Катрин посоветовала Готье и Беранже осмотреть город, пока она будет готовиться к вечернему походу. Она решила, что обещанное свидание с церковным сторожем могло означать лишь то, что флорентийка примет ее сегодня вечером и ее пребывание в городе будет недолгим.
К вечеру, когда за ней пришел ван Эйк, она завернулась в черный плащ и с набожным видом проследовала за ним.
– Куда мы идем? – спросила она, когда они оказались на почтительном расстоянии от гостиницы.
– Я же вам сказал – к часовне!
– Мы действительно туда направляемся? Я думала…
– Мы сначала сходим туда. Нельзя, чтобы кто-то заподозрил о реальной причине вашего приезда. Видите ли, мы живем в такое время, что я должен проявлять исключительную осторожность, поскольку здесь не любят преданных слуг герцога Филиппа.

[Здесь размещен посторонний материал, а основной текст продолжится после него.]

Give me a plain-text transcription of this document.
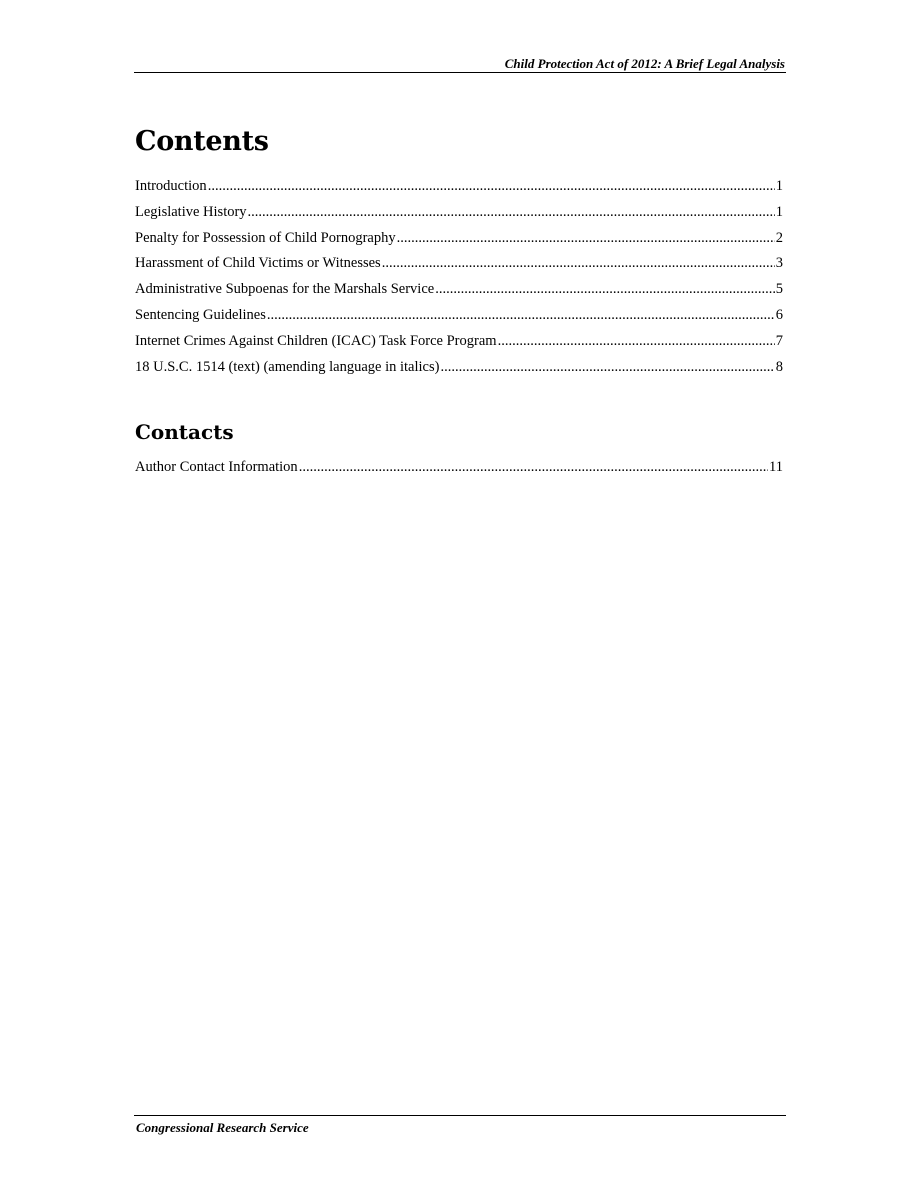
Child Protection Act of 2012: A Brief Legal Analysis
Contents
Introduction .....	1
Legislative History .....	1
Penalty for Possession of Child Pornography .....	2
Harassment of Child Victims or Witnesses .....	3
Administrative Subpoenas for the Marshals Service .....	5
Sentencing Guidelines .....	6
Internet Crimes Against Children (ICAC) Task Force Program .....	7
18 U.S.C. 1514 (text) (amending language in italics) .....	8
Contacts
Author Contact Information .....	11
Congressional Research Service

Мы можем подвергнуться опасности из-за пустяка.
Несмотря на обуревавший Катрин страх, все возрастающий по мере приближения часа серьезного испытания, она достойно сыграла свою роль. Она опустилась на колени перед святой чашей, переливающейся в отблеске золота и бриллиантов, и принялась молить у Бога защиты и прощения за предстоящие грехи. Уже через час, если женщина окажется не такой ловкой, как ей говорили, она может умереть.
В полной тишине, со сжавшимся от страха сердцем, она вышла из святилища следом за ван Эйком. Они подошли к соседнему каналу и сели в лодку, где их уже поджидал незнакомый мужчина.
– Ты знаешь, куда ехать, – сказал художник, и ялик бесшумно заскользил по гладкой воде. Уже стемнело, но фонари, висящие на мостиках и на углах домов, освещали дорогу.
Путь был недолгим. Они причалили у недавно построенной церкви. Ялик укрылся под мостом, а Катрин и Ян свернули на улицу Пуавр, в конце которой высились мощные ворота Святого креста.
– Это здесь! – проговорил художник, остановившись перед красивой резной деревянной дверью, скрытой садовой оградой, что помогало входящим остаться неузнанными.
Ван Эйк трижды ударил гладким медным молотком, дверь сразу же отворилась, обнажив черную пустоту длинного коридора, в глубине которого виднелся мягкий свет.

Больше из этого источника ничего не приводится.